La mélatonine, je le disais, est aussi une hormone fabriquée par l’épiphyse ou la glande pinéale. La Société canadienne de pédiatrie affirme sur son site que pour Santé Canada la mélatonine est un produit de santé naturel. 

Est-ce que le corps de l’enfant qui gobe des oursons de mélatoto pour faire plaisir à ses parents va être capable de continuer à produire sa propre mélatonine lorsqu’il sera adulte? 

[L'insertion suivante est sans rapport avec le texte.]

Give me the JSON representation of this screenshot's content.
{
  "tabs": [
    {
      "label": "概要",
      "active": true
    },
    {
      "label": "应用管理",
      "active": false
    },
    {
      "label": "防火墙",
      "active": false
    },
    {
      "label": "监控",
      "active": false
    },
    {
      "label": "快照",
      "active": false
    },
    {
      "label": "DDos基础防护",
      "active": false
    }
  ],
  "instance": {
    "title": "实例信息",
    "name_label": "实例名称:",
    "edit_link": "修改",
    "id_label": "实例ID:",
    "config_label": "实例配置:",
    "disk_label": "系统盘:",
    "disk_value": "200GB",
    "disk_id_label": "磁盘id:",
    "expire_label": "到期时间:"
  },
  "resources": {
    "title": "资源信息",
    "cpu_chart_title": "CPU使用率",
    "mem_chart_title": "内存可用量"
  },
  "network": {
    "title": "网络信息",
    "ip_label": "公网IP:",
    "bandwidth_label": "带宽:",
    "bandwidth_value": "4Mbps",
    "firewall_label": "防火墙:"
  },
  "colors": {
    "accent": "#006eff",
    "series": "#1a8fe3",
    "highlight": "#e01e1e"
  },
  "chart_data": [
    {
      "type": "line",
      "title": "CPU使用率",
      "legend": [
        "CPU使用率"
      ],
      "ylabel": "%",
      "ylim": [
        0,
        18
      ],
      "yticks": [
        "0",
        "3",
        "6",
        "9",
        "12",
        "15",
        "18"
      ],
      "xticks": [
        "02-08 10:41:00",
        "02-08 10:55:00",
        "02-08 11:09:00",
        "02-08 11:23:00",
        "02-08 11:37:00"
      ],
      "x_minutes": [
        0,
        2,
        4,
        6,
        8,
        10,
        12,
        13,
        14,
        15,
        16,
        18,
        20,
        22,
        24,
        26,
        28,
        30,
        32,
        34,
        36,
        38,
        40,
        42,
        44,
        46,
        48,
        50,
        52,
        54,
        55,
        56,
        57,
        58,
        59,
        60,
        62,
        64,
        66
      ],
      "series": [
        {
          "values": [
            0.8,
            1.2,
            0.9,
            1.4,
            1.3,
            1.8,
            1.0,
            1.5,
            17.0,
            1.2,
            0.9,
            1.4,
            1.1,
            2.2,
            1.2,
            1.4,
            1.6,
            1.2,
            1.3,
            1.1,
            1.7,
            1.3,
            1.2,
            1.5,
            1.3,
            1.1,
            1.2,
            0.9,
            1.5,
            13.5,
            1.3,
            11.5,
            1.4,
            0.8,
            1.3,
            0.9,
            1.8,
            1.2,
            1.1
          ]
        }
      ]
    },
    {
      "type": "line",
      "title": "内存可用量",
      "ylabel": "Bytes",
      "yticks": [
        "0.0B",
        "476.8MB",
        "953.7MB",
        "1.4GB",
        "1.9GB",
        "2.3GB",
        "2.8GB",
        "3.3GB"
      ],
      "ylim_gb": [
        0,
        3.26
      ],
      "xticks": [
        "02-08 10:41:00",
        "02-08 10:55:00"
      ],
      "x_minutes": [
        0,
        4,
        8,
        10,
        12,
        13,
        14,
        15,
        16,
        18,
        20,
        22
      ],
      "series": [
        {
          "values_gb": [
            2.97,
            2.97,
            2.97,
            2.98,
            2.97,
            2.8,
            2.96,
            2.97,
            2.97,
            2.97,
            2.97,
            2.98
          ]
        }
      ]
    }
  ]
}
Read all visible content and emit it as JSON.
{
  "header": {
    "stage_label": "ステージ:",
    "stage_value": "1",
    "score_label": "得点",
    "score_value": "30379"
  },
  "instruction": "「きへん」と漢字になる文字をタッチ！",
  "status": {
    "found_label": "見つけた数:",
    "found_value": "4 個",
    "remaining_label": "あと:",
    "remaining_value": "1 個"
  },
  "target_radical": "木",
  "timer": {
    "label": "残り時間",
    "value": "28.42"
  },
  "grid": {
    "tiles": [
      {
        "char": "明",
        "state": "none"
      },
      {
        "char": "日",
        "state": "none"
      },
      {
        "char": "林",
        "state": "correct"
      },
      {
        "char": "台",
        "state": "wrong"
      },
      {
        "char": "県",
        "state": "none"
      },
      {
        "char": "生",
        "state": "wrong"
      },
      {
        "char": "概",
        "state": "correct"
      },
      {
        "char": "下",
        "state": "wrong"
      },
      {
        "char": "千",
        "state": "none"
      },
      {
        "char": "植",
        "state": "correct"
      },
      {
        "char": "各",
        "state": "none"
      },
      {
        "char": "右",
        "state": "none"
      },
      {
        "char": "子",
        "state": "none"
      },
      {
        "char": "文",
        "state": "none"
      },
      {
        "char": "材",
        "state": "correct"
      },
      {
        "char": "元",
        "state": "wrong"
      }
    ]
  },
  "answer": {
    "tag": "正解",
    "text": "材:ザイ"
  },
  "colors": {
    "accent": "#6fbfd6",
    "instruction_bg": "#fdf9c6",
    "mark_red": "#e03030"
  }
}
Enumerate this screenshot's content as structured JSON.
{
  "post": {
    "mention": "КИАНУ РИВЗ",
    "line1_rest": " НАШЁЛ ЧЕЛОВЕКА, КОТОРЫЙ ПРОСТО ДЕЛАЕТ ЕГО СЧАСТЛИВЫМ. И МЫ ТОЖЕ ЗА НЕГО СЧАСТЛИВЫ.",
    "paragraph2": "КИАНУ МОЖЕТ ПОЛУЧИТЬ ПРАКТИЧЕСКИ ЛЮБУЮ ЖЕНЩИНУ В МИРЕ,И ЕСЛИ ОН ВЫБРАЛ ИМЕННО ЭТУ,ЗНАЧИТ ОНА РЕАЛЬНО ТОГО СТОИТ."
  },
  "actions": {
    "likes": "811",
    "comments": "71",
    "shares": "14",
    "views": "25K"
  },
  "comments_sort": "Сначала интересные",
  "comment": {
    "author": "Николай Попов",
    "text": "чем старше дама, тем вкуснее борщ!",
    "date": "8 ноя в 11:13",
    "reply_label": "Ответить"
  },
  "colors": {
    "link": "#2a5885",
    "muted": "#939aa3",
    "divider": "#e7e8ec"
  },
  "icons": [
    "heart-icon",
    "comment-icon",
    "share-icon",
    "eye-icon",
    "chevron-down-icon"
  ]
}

Faites comme moi! Demander à votre pharmacien : est-ce que la prise de l’hormone mélatonine conduit, à long terme, à une défaillance de la production par l’humain?

La mienne de pharmacienne, qui part ailleurs est une personne remarquable, m’a dit qu’elle ne le savait pas. Trop tôt pour dire. Le plus drôle, enfin drôle…, est que Santé Canada dit de tout son poids de spécialiste de la Santé que la mélatonine est uniquement pour les adultes. Pour les enfants et les ados, il s’agit d’un emploi non autorisé. 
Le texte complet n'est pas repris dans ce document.